Em Apocalypto, líder maia desorientado impõe a ordem pelo medo: George W. Bush?Foto: CinemaBlend.com
14/05/2006
Catástrofe em Hollywood: o fim de semana do Dia das Mães foi um
desastre na bilheteria, com todas as estréias rendendo abaixo do esperado e as continuações se segurando como podiam.

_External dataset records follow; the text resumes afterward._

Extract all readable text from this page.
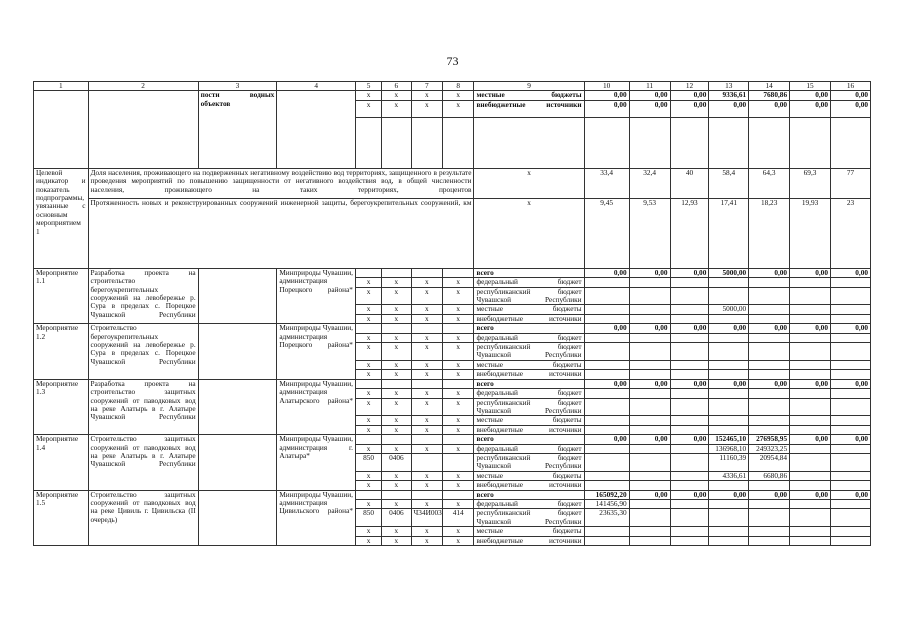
73
1	2	3	4	5	6	7	8	9	10	11	12	13	14	15	16
		пости водных объектов		x	x	x	x	местные бюджеты	0,00	0,00	0,00	9336,61	7680,86	0,00	0,00
				x	x	x	x	внебюджетные источники	0,00	0,00	0,00	0,00	0,00	0,00	0,00

Целевой индикатор и показатель подпрограммы, увязанные с основным мероприятием 1	Доля населения, проживающего на подверженных негативному воздействию вод территориях, защищенного в результате проведения мероприятий по повышению защищенности от негативного воздействия вод, в общей численности населения, проживающего на таких территориях, процентов							x	33,4	32,4	40	58,4	64,3	69,3	77
	Протяженность новых и реконструированных сооружений инженерной защиты, берегоукрепительных сооружений, км							x	9,45	9,53	12,93	17,41	18,23	19,93	23
Мероприятие 1.1	Разработка проекта на строительство берегоукрепительных сооружений на левобережье р. Сура в пределах с. Порецкое Чувашской Республики		Минприроды Чувашии, администрация Порецкого района*					всего	0,00	0,00	0,00	5000,00	0,00	0,00	0,00
				x	x	x	x	федеральный бюджет							
				x	x	x	x	республиканский бюджет Чувашской Республики							
				x	x	x	x	местные бюджеты				5000,00			
				x	x	x	x	внебюджетные источники							
Мероприятие 1.2	Строительство берегоукрепительных сооружений на левобережье р. Сура в пределах с. Порецкое Чувашской Республики		Минприроды Чувашии, администрация Порецкого района*					всего	0,00	0,00	0,00	0,00	0,00	0,00	0,00
				x	x	x	x	федеральный бюджет							
				x	x	x	x	республиканский бюджет Чувашской Республики							
				x	x	x	x	местные бюджеты							
				x	x	x	x	внебюджетные источники							
Мероприятие 1.3	Разработка проекта на строительство защитных сооружений от паводковых вод на реке Алатырь в г. Алатыре Чувашской Республики		Минприроды Чувашии, администрация Алатырского района*					всего	0,00	0,00	0,00	0,00	0,00	0,00	0,00
				x	x	x	x	федеральный бюджет							
				x	x	x	x	республиканский бюджет Чувашской Республики							
				x	x	x	x	местные бюджеты							
				x	x	x	x	внебюджетные источники							
Мероприятие 1.4	Строительство защитных сооружений от паводковых вод на реке Алатырь в г. Алатыре Чувашской Республики		Минприроды Чувашии, администрация г. Алатыра*					всего	0,00	0,00	0,00	152465,10	276958,95	0,00	0,00
				x	x	x	x	федеральный бюджет				136968,10	249323,25		
				850	0406			республиканский бюджет Чувашской Республики				11160,39	20954,84		
				x	x	x	x	местные бюджеты				4336,61	6680,86		
				x	x	x	x	внебюджетные источники							
Мероприятие 1.5	Строительство защитных сооружений от паводковых вод на реке Цивиль г. Цивильска (II очередь)		Минприроды Чувашии, администрация Цивильского района*					всего	165092,20	0,00	0,00	0,00	0,00	0,00	0,00
				x	x	x	x	федеральный бюджет	141456,90						
				850	0406	Ч34И003	414	республиканский бюджет Чувашской Республики	23635,30						
				x	x	x	x	местные бюджеты							
				x	x	x	x	внебюджетные источники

Poseidon, que seria o arrasa-quarteirão da semana, mal passou da fatídica marca dos 20 milhões de dólares, estreando em segundo lugar e deixando o topo das bilheterias para
Missão Impossível 3 – o que explica a
manchete engraçadinha da Variety. Boa noticia para Tom Cruise? Não necessariamente – o desempenho total do filme na boca do caixa continua abaixo dos anteriores da série, e só mesmo o desastre total de
Poseidon lhe deu vantagem esta semana.
Mas a coisa foi ruim para todo mundo:
Just My Luck e
Gol!, dois filmes que esperavam ficar com as rebarbas dos grandes lançamentos, tiveram desempenhos inexpressivos. O primeiro, uma comédia romântica com Lindsay Lohan, visava as garotas, mas mal passou dos 5 milhões de dólares. O segundo contava com o clima pré-Copa para atrair em massa um verdadeiro mito, o Santo Graal dos estúdios: o público latino jovem. Mas, com pífios 2 milhões de dólares de bilheteria, não passou de um chute fora.

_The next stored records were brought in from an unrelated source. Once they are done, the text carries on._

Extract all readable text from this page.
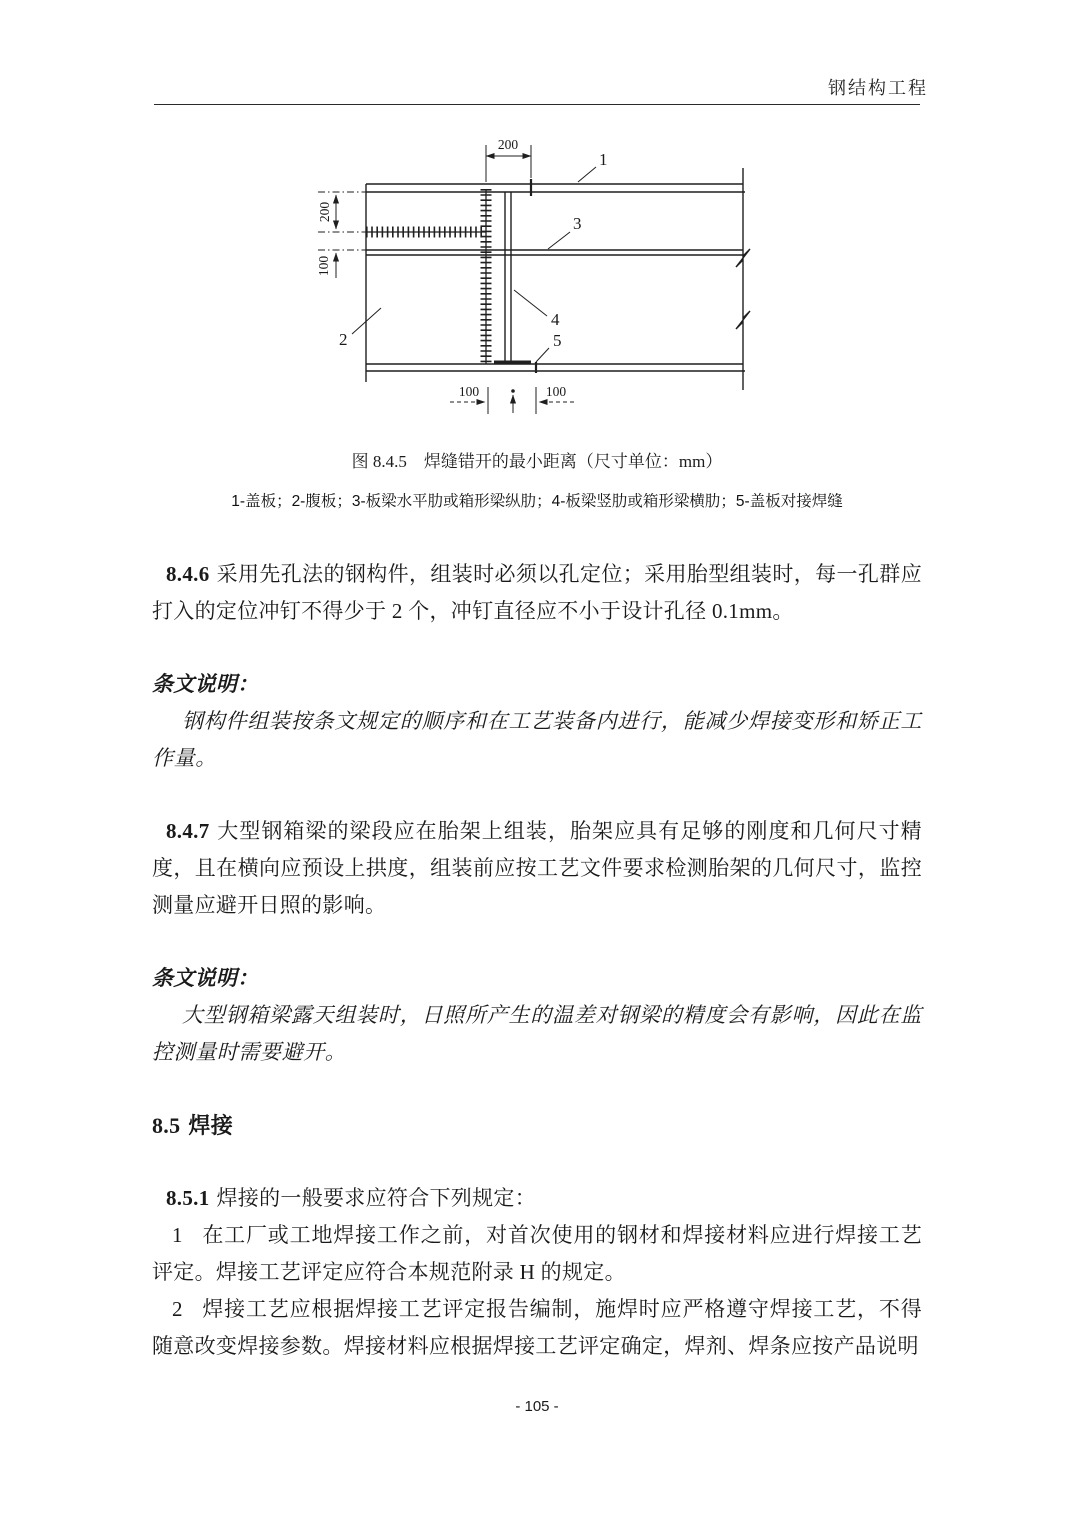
钢结构工程
200
200
100
100	100
1
2
3
4
5
图 8.4.5　焊缝错开的最小距离（尺寸单位：mm）
1-盖板；2-腹板；3-板梁水平肋或箱形梁纵肋；4-板梁竖肋或箱形梁横肋；5-盖板对接焊缝

8.4.6 采用先孔法的钢构件，组装时必须以孔定位；采用胎型组装时，每一孔群应打入的定位冲钉不得少于 2 个，冲钉直径应不小于设计孔径 0.1mm。

条文说明：

钢构件组装按条文规定的顺序和在工艺装备内进行，能减少焊接变形和矫正工作量。

8.4.7 大型钢箱梁的梁段应在胎架上组装，胎架应具有足够的刚度和几何尺寸精度，且在横向应预设上拱度，组装前应按工艺文件要求检测胎架的几何尺寸，监控测量应避开日照的影响。

条文说明：

大型钢箱梁露天组装时，日照所产生的温差对钢梁的精度会有影响，因此在监控测量时需要避开。

8.5 焊接

8.5.1 焊接的一般要求应符合下列规定：

1 在工厂或工地焊接工作之前，对首次使用的钢材和焊接材料应进行焊接工艺评定。焊接工艺评定应符合本规范附录 H 的规定。

2 焊接工艺应根据焊接工艺评定报告编制，施焊时应严格遵守焊接工艺，不得随意改变焊接参数。焊接材料应根据焊接工艺评定确定，焊剂、焊条应按产品说明

- 105 -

E por falar em Graal, esta semana agora é do
Código da Vinci. Aí é que a coisa vai ficar complicada mesmo.
O novo Poseidon: afundou mesmo
12/05/2006
A partir de hoje é possível ver
King Kong, de Peter Jackson, no conforto de sua casa,
na hora em que desejar. Nos EUA o filme está disponível numa série de plataformas que incluem a web, cabo e satélite, mas internautas podem baixar o épico símio através do
CinemaNow. É um passo importante da estratégia de Hollywood para não ser devorada pela esfinge digital: em vez de chamar todo mundo de pirata, oferecer opções razoáveis que atendam ao que o público quer.

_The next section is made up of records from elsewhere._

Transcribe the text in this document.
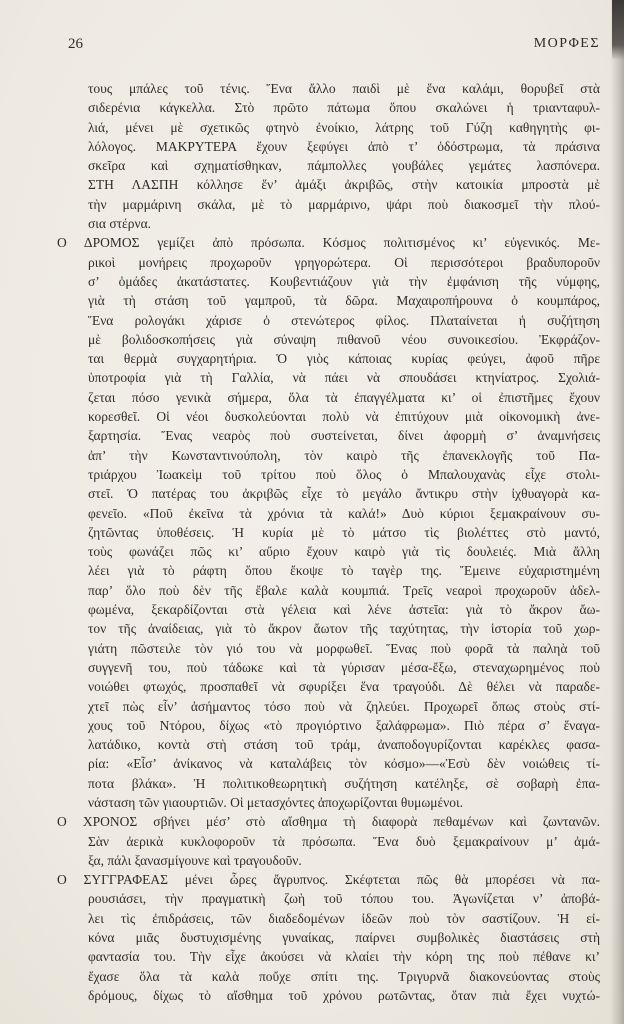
26	ΜΟΡΦΕΣ
τους μπάλες τοῦ τένις. Ἕνα ἄλλο παιδὶ μὲ ἕνα καλάμι, θορυβεῖ στὰ
σιδερένια κάγκελλα. Στὸ πρῶτο πάτωμα ὅπου σκαλώνει ἡ τριανταφυλ-
λιά, μένει μὲ σχετικῶς φτηνὸ ἐνοίκιο, λάτρης τοῦ Γύζη καθηγητὴς φι-
λόλογος. ΜΑΚΡΥΤΕΡΑ ἔχουν ξεφύγει ἀπὸ τ’ ὁδόστρωμα, τὰ πράσινα
σκεῖρα καὶ σχηματίσθηκαν, πάμπολλες γουβάλες γεμάτες λασπόνερα.
ΣΤΗ ΛΑΣΠΗ κόλλησε ἕν’ ἀμάξι ἀκριβῶς, στὴν κατοικία μπροστὰ μὲ
τὴν μαρμάρινη σκάλα, μὲ τὸ μαρμάρινο, ψάρι ποὺ διακοσμεῖ τὴν πλού-
σια στέρνα.
Ο ΔΡΟΜΟΣ γεμίζει ἀπὸ πρόσωπα. Κόσμος πολιτισμένος κι’ εὐγενικός. Με-
ρικοὶ μονήρεις προχωροῦν γρηγορώτερα. Οἱ περισσότεροι βραδυποροῦν
σ’ ὁμάδες ἀκατάστατες. Κουβεντιάζουν γιὰ τὴν ἐμφάνιση τῆς νύμφης,
γιὰ τὴ στάση τοῦ γαμπροῦ, τὰ δῶρα. Μαχαιροπήρουνα ὁ κουμπάρος,
Ἕνα ρολογάκι χάρισε ὁ στενώτερος φίλος. Πλαταίνεται ἡ συζήτηση
μὲ βολιδοσκοπήσεις γιὰ σύναψη πιθανοῦ νέου συνοικεσίου. Ἐκφράζον-
ται θερμὰ συγχαρητήρια. Ὁ γιὸς κάποιας κυρίας φεύγει, ἀφοῦ πῆρε
ὑποτροφία γιὰ τὴ Γαλλία, νὰ πάει νὰ σπουδάσει κτηνίατρος. Σχολιά-
ζεται πόσο γενικὰ σήμερα, ὅλα τὰ ἐπαγγέλματα κι’ οἱ ἐπιστῆμες ἔχουν
κορεσθεῖ. Οἱ νέοι δυσκολεύονται πολὺ νὰ ἐπιτύχουν μιὰ οἰκονομικὴ ἀνε-
ξαρτησία. Ἕνας νεαρὸς ποὺ συστείνεται, δίνει ἀφορμὴ σ’ ἀναμνήσεις
ἀπ’ τὴν Κωνσταντινούπολη, τὸν καιρὸ τῆς ἐπανεκλογῆς τοῦ Πα-
τριάρχου Ἰωακεὶμ τοῦ τρίτου ποὺ ὅλος ὁ Μπαλουχανὰς εἶχε στολι-
στεῖ. Ὁ πατέρας του ἀκριβῶς εἶχε τὸ μεγάλο ἄντικρυ στὴν ἰχθυαγορὰ κα-
φενεῖο. «Ποῦ ἐκεῖνα τὰ χρόνια τὰ καλά!» Δυὸ κύριοι ξεμακραίνουν συ-
ζητῶντας ὑποθέσεις. Ἡ κυρία μὲ τὸ μάτσο τὶς βιολέττες στὸ μαντό,
τοὺς φωνάζει πῶς κι’ αὔριο ἔχουν καιρὸ γιὰ τὶς δουλειές. Μιὰ ἄλλη
λέει γιὰ τὸ ράφτη ὅπου ἔκοψε τὸ ταγὲρ της. Ἔμεινε εὐχαριστημένη
παρ’ ὅλο ποὺ δὲν τῆς ἔβαλε καλὰ κουμπιά. Τρεῖς νεαροὶ προχωροῦν ἀδελ-
φωμένα, ξεκαρδίζονται στὰ γέλεια καὶ λένε ἀστεῖα: γιὰ τὸ ἄκρον ἄω-
τον τῆς ἀναίδειας, γιὰ τὸ ἄκρον ἄωτον τῆς ταχύτητας, τὴν ἱστορία τοῦ χωρ-
γιάτη πῶστειλε τὸν γιό του νὰ μορφωθεῖ. Ἕνας ποὺ φορᾶ τὰ παληὰ τοῦ
συγγενῆ του, ποὺ τάδωκε καὶ τὰ γύρισαν μέσα-ἔξω, στεναχωρημένος ποὺ
νοιώθει φτωχός, προσπαθεῖ νὰ σφυρίξει ἕνα τραγούδι. Δὲ θέλει νὰ παραδε-
χτεῖ πὼς εἶν’ ἀσήμαντος τόσο ποὺ νὰ ζηλεύει. Προχωρεῖ ὅπως στοὺς στί-
χους τοῦ Ντόρου, δίχως «τὸ προγιόρτινο ξαλάφρωμα». Πιὸ πέρα σ’ ἕναγα-
λατάδικο, κοντὰ στὴ στάση τοῦ τράμ, ἀναποδογυρίζονται καρέκλες φασα-
ρία: «Εἶσ’ ἀνίκανος νὰ καταλάβεις τὸν κόσμο»—«Ἐσὺ δὲν νοιώθεις τί-
ποτα βλάκα». Ἡ πολιτικοθεωρητικὴ συζήτηση κατέληξε, σὲ σοβαρὴ ἐπα-
νάσταση τῶν γιαουρτιῶν. Οἱ μετασχόντες ἀποχωρίζονται θυμωμένοι.
Ο ΧΡΟΝΟΣ σβήνει μέσ’ στὸ αἴσθημα τὴ διαφορὰ πεθαμένων καὶ ζωντανῶν.
Σὰν ἀερικὰ κυκλοφοροῦν τὰ πρόσωπα. Ἕνα δυὸ ξεμακραίνουν μ’ ἁμά-
ξα, πάλι ξανασμίγουνε καὶ τραγουδοῦν.
Ο ΣΥΓΓΡΑΦΕΑΣ μένει ὧρες ἄγρυπνος. Σκέφτεται πῶς θὰ μπορέσει νὰ πα-
ρουσιάσει, τὴν πραγματικὴ ζωὴ τοῦ τόπου του. Ἀγωνίζεται ν’ ἀποβά-
λει τὶς ἐπιδράσεις, τῶν διαδεδομένων ἰδεῶν ποὺ τὸν σαστίζουν. Ἡ εἰ-
κόνα μιᾶς δυστυχισμένης γυναίκας, παίρνει συμβολικὲς διαστάσεις στὴ
φαντασία του. Τὴν εἶχε ἀκούσει νὰ κλαίει τὴν κόρη της ποὺ πέθανε κι’
ἔχασε ὅλα τὰ καλὰ ποὔχε σπίτι της. Τριγυρνᾶ διακονεύοντας στοὺς
δρόμους, δίχως τὸ αἴσθημα τοῦ χρόνου ρωτῶντας, ὅταν πιὰ ἔχει νυχτώ-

O Segredo de Brokeback Mountain Será o próximo grande lançamento neste esquema
Internautas de todo o mundo também podem desfrutar de um bônus bacana : os famosos vídeo-diários de Peter Jackson , dando uma verdadeira aula de cinema na prática, estão disponíveis agora no
mini-site do IMDB.
Só resta esperar a versão de luxo do DVD onde, segundo papo entre Jackson e James Cameron, King Kong poderá ser visto em 3D.
Kong: na web hoje, em 3d daqui a pouco?
11/05/2006
Divididos entre o medo de depender demais dos mercados internacionais e o pavor de não trabalha-los devidamente, dilacerados pelas escolhas entre superexpor e não expor o bastante, os estúdios estão reagindo como de costume aos dilemas da temporada pipoca 2006: gastando muito dinheiro.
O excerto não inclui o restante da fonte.